Cougar Town: “American Dream Plan B”

TV Reviews Cougar Town
Cougar Town: “American Dream Plan B”

Last season, Cougar Town was in a holding pattern. The inventiveness that characterized its first few seasons was missing, and in its place characters were recreating old storylines and jokes, while the show’s continuity floundered around with no real developments. That all ended at its season finale, though, which blew past all of this and took the show in a new direction with Laurie’s pregnancy. This was a big change in and of itself, but more importantly, it signaled a return to new storylines, and new ideas—at least, hopefully. After a season where even the characters seemed tired of the stagnation they’d been written into, it at least implied there would be a return to stakes (however minimal) and serialization.

“American Dream Plan B” picks up eight months into Laurie’s pregnancy, which has not been going as swimmingly as she’d hoped. Laurie’s angry and unhappy, while Travis is freaking out about his clumsiness and feelings of unpreparedness as a father. With Cougar Town it’s never really been about what problems are at hand, though, so much as the crazy ways characters deal with things. For instance, Laurie expresses her discontent with everyone and everything by wielding socks filled with nickels and hurling them at whatever pisses her off. It’s suitably weird, and perfectly fitting. No one really thinks she’s unjustified, either, they’d just prefer they weren’t the ones being pelted. Likewise, when Travis seeks fatherly advice from Grayson, his stepfather insists on going through an elaborate Matrix training parody. It’s a little bit cheesy, but the show’s smart self-awareness has returned, and it ends up one of the episode’s highlights.

What I like about Cougar Town has always been that, while its characters legitimately care about each other, they still take everything too far. Case in point: one of Laurie’s primary irritations concerns the dietary restrictions she’s put on as a pregnant woman, i.e. she can’t drink wine. This is Cougar Town—where red wine is like water. So this is a real problem. Jules offers for everyone else to quit drinking until Laurie gives birth, but neither she, nor anyone else, can keep to this promise. Instead, Tom creates a speakeasy in his house and secretly serves the cul-de-sac crew so long as they wear 1920s garb. While there’s no way that this can last before Laurie finds out about it, this is a great conceit and just strange enough to be enchanting. It’s rare that the show really knows what to do with Tom, too, and for once he really shines.

Both Travis and Laurie’s storylines are effectively concluded with the assistance of Jules, as she offers Laurie advice (in order to return to drinking) and calls Sniglet, Tom’s missing pig Travis was babysitting, back to him. Yet the episode doesn’t end there, which really shows Cougar Town returning to form. Having solved both of their problems, Jules feels smothered by their reliance upon her, given that she doesn’t want the responsibility of raising a kid again, nor should she have to.
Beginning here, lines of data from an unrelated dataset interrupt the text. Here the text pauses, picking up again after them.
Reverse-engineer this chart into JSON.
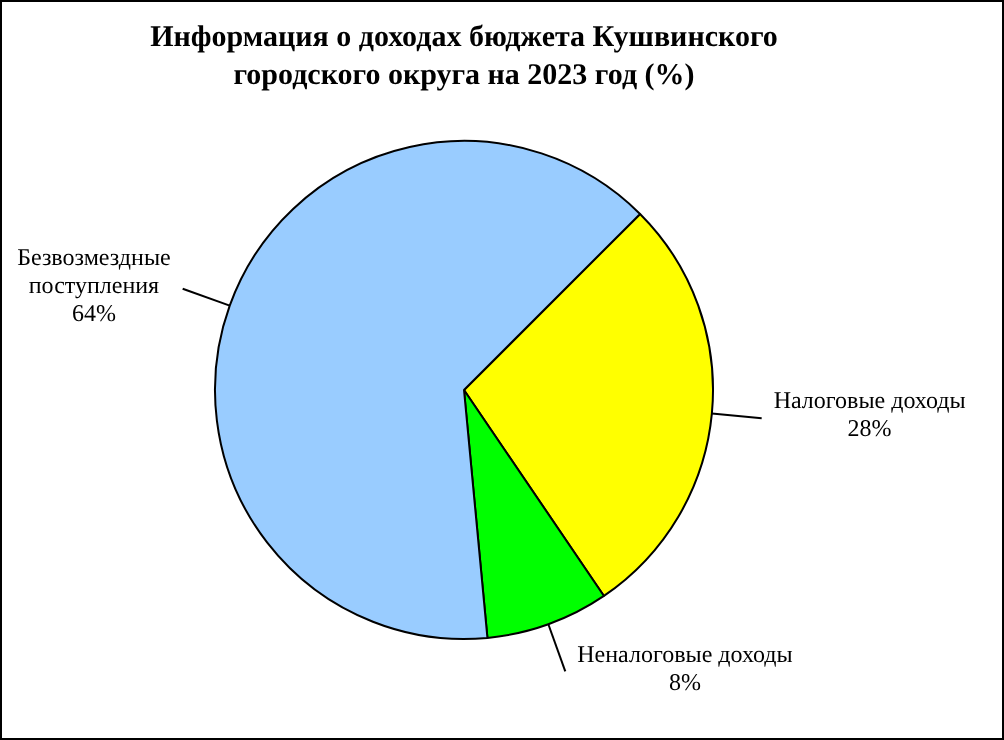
{
  "chart_data": {
    "type": "pie",
    "title": "Информация о доходах бюджета Кушвинского городского округа на 2023 год (%)",
    "categories": [
      "Налоговые доходы",
      "Неналоговые доходы",
      "Безвозмездные поступления"
    ],
    "values": [
      28,
      8,
      64
    ],
    "colors": [
      "#ffff00",
      "#00ff00",
      "#99ccff"
    ],
    "value_labels": [
      "28%",
      "8%",
      "64%"
    ],
    "legend": false
  }
}
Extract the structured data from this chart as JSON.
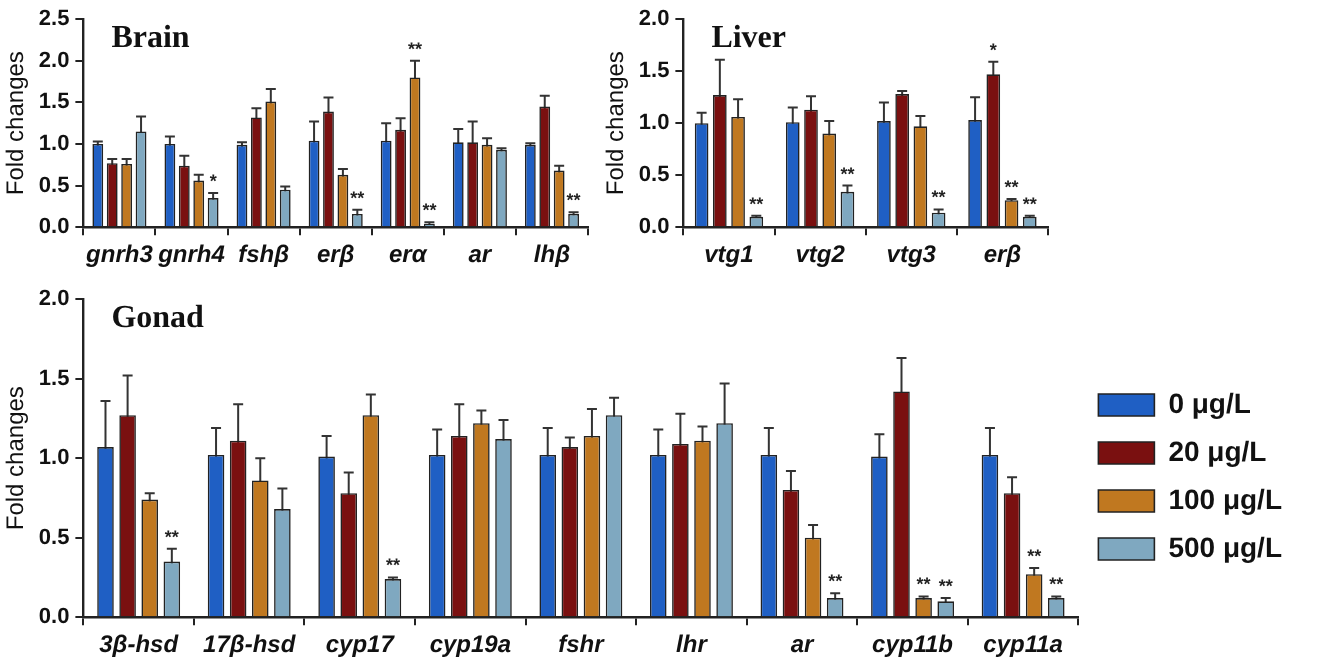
{
  "chart_data": [
    {
      "type": "bar",
      "title": "Brain",
      "ylabel": "Fold changes",
      "categories": [
        "gnrh3",
        "gnrh4",
        "fshβ",
        "erβ",
        "erα",
        "ar",
        "lhβ"
      ],
      "ylim": [
        0,
        2.5
      ],
      "yticks": [
        {
          "value": 0,
          "label": "0.0"
        },
        0.5,
        {
          "value": 1,
          "label": "1.0"
        },
        1.5,
        {
          "value": 2,
          "label": "2.0"
        },
        2.5
      ],
      "grid": false,
      "legend": false,
      "series": [
        {
          "color": "#1f5fc4",
          "values": [
            1.0,
            1.0,
            0.99,
            1.04,
            1.04,
            1.02,
            0.99
          ],
          "errors": [
            0.03,
            0.09,
            0.03,
            0.23,
            0.21,
            0.16,
            0.02
          ],
          "value_labels": [
            null,
            null,
            null,
            null,
            null,
            null,
            null
          ]
        },
        {
          "color": "#7a1010",
          "values": [
            0.77,
            0.74,
            1.32,
            1.39,
            1.17,
            1.02,
            1.45
          ],
          "errors": [
            0.05,
            0.12,
            0.11,
            0.17,
            0.14,
            0.25,
            0.13
          ],
          "value_labels": [
            null,
            null,
            null,
            null,
            null,
            null,
            null
          ]
        },
        {
          "color": "#c07820",
          "values": [
            0.76,
            0.56,
            1.51,
            0.63,
            1.8,
            0.99,
            0.68
          ],
          "errors": [
            0.06,
            0.07,
            0.15,
            0.07,
            0.2,
            0.08,
            0.06
          ],
          "value_labels": [
            null,
            null,
            null,
            null,
            "**",
            null,
            null
          ]
        },
        {
          "color": "#7fa8c0",
          "values": [
            1.15,
            0.35,
            0.45,
            0.16,
            0.04,
            0.93,
            0.16
          ],
          "errors": [
            0.18,
            0.06,
            0.04,
            0.05,
            0.02,
            0.02,
            0.02
          ],
          "value_labels": [
            null,
            "*",
            null,
            "**",
            "**",
            null,
            "**"
          ]
        }
      ]
    },
    {
      "type": "bar",
      "title": "Liver",
      "ylabel": "Fold changes",
      "categories": [
        "vtg1",
        "vtg2",
        "vtg3",
        "erβ"
      ],
      "ylim": [
        0,
        2.0
      ],
      "yticks": [
        {
          "value": 0,
          "label": "0.0"
        },
        0.5,
        {
          "value": 1,
          "label": "1.0"
        },
        1.5,
        {
          "value": 2,
          "label": "2.0"
        }
      ],
      "grid": false,
      "legend": false,
      "series": [
        {
          "color": "#1f5fc4",
          "values": [
            1.0,
            1.01,
            1.02,
            1.03
          ],
          "errors": [
            0.1,
            0.14,
            0.18,
            0.22
          ],
          "value_labels": [
            null,
            null,
            null,
            null
          ]
        },
        {
          "color": "#7a1010",
          "values": [
            1.27,
            1.13,
            1.28,
            1.47
          ],
          "errors": [
            0.34,
            0.13,
            0.03,
            0.12
          ],
          "value_labels": [
            null,
            null,
            null,
            "*"
          ]
        },
        {
          "color": "#c07820",
          "values": [
            1.06,
            0.9,
            0.97,
            0.26
          ],
          "errors": [
            0.17,
            0.12,
            0.1,
            0.01
          ],
          "value_labels": [
            null,
            null,
            null,
            "**"
          ]
        },
        {
          "color": "#7fa8c0",
          "values": [
            0.1,
            0.34,
            0.14,
            0.1
          ],
          "errors": [
            0.01,
            0.06,
            0.03,
            0.01
          ],
          "value_labels": [
            "**",
            "**",
            "**",
            "**"
          ]
        }
      ]
    },
    {
      "type": "bar",
      "title": "Gonad",
      "ylabel": "Fold changes",
      "categories": [
        "3β-hsd",
        "17β-hsd",
        "cyp17",
        "cyp19a",
        "fshr",
        "lhr",
        "ar",
        "cyp11b",
        "cyp11a"
      ],
      "ylim": [
        0,
        2.0
      ],
      "yticks": [
        {
          "value": 0,
          "label": "0.0"
        },
        0.5,
        {
          "value": 1,
          "label": "1.0"
        },
        1.5,
        {
          "value": 2,
          "label": "2.0"
        }
      ],
      "grid": false,
      "legend": "right",
      "series": [
        {
          "name": "0 μg/L",
          "color": "#1f5fc4",
          "values": [
            1.07,
            1.02,
            1.01,
            1.02,
            1.02,
            1.02,
            1.02,
            1.01,
            1.02
          ],
          "errors": [
            0.29,
            0.17,
            0.13,
            0.16,
            0.17,
            0.16,
            0.17,
            0.14,
            0.17
          ],
          "value_labels": [
            null,
            null,
            null,
            null,
            null,
            null,
            null,
            null,
            null
          ]
        },
        {
          "name": "20 μg/L",
          "color": "#7a1010",
          "values": [
            1.27,
            1.11,
            0.78,
            1.14,
            1.07,
            1.09,
            0.8,
            1.42,
            0.78
          ],
          "errors": [
            0.25,
            0.23,
            0.13,
            0.2,
            0.06,
            0.19,
            0.12,
            0.21,
            0.1
          ],
          "value_labels": [
            null,
            null,
            null,
            null,
            null,
            null,
            null,
            null,
            null
          ]
        },
        {
          "name": "100 μg/L",
          "color": "#c07820",
          "values": [
            0.74,
            0.86,
            1.27,
            1.22,
            1.14,
            1.11,
            0.5,
            0.12,
            0.27
          ],
          "errors": [
            0.04,
            0.14,
            0.13,
            0.08,
            0.17,
            0.09,
            0.08,
            0.01,
            0.04
          ],
          "value_labels": [
            null,
            null,
            null,
            null,
            null,
            null,
            null,
            "**",
            "**"
          ]
        },
        {
          "name": "500 μg/L",
          "color": "#7fa8c0",
          "values": [
            0.35,
            0.68,
            0.24,
            1.12,
            1.27,
            1.22,
            0.12,
            0.1,
            0.12
          ],
          "errors": [
            0.08,
            0.13,
            0.01,
            0.12,
            0.11,
            0.25,
            0.03,
            0.02,
            0.01
          ],
          "value_labels": [
            "**",
            null,
            "**",
            null,
            null,
            null,
            "**",
            "**",
            "**"
          ]
        }
      ]
    }
  ]
}
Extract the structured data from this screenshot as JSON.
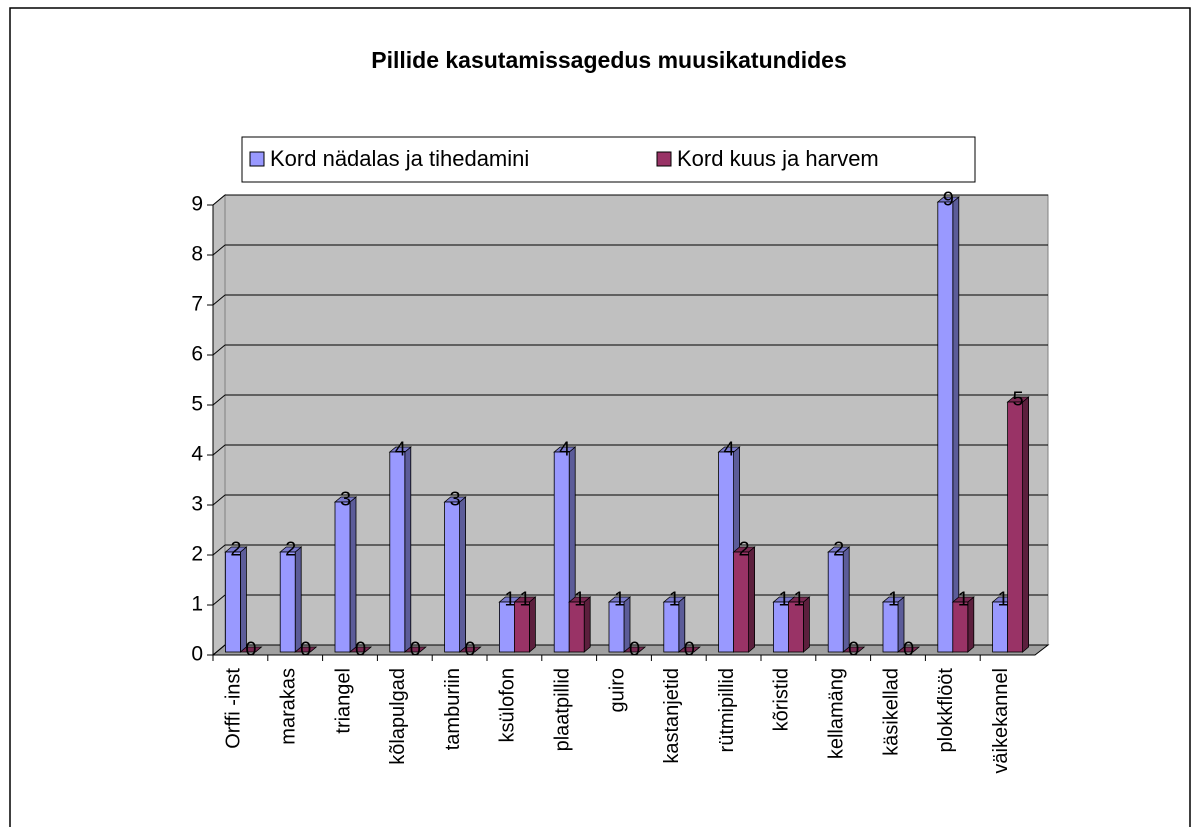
{
  "chart_data": {
    "type": "bar3d",
    "title": "Pillide kasutamissagedus muusikatundides",
    "categories": [
      "Orffi -inst",
      "marakas",
      "triangel",
      "kõlapulgad",
      "tamburiin",
      "ksülofon",
      "plaatpillid",
      "guiro",
      "kastanjetid",
      "rütmipillid",
      "kõristid",
      "kellamäng",
      "käsikellad",
      "plokkflööt",
      "väikekannel"
    ],
    "series": [
      {
        "name": "Kord nädalas ja tihedamini",
        "color": "#9999ff",
        "values": [
          2,
          2,
          3,
          4,
          3,
          1,
          4,
          1,
          1,
          4,
          1,
          2,
          1,
          9,
          1
        ]
      },
      {
        "name": "Kord kuus ja harvem",
        "color": "#993366",
        "values": [
          0,
          0,
          0,
          0,
          0,
          1,
          1,
          0,
          0,
          2,
          1,
          0,
          0,
          1,
          5
        ]
      }
    ],
    "ylim": [
      0,
      9
    ],
    "yticks": [
      0,
      1,
      2,
      3,
      4,
      5,
      6,
      7,
      8,
      9
    ],
    "grid": true,
    "legend": "top",
    "wall_color": "#c0c0c0"
  }
}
It’s an interesting source of tension in the show, and really offers a return to emotional complexity on the series, as Jules’ feelings about her son’s pregnancy aren’t just positive one. It’s impossible to say whether this will become a bigger part of the season, but it’s nice to not have everything wrapped up neatly. And this also works as a meta-commentary on the show’s tendency to do just that so frequently.

More than anything, though, it was the quality of this episode’s jokes, particularly its signature running gags, that worked so well. Jokes about Tom’s overestimation of his popularity, the constant presence of Bobby, even though he wasn’t in the episode, and—above all—Grayson talking about his long-forgotten (by the show’s characters and, let’s face it, audience) daughter were all excellent. There was a tightness to the writing that was missing from almost all of last season. Cougar Town is no longer riding on its cast, as “American Dream Plan B” was complex and strange in all the right ways. It’s always impossible to guess how the rest of a season will turn out from the premiere, but this is a great way to kick things off.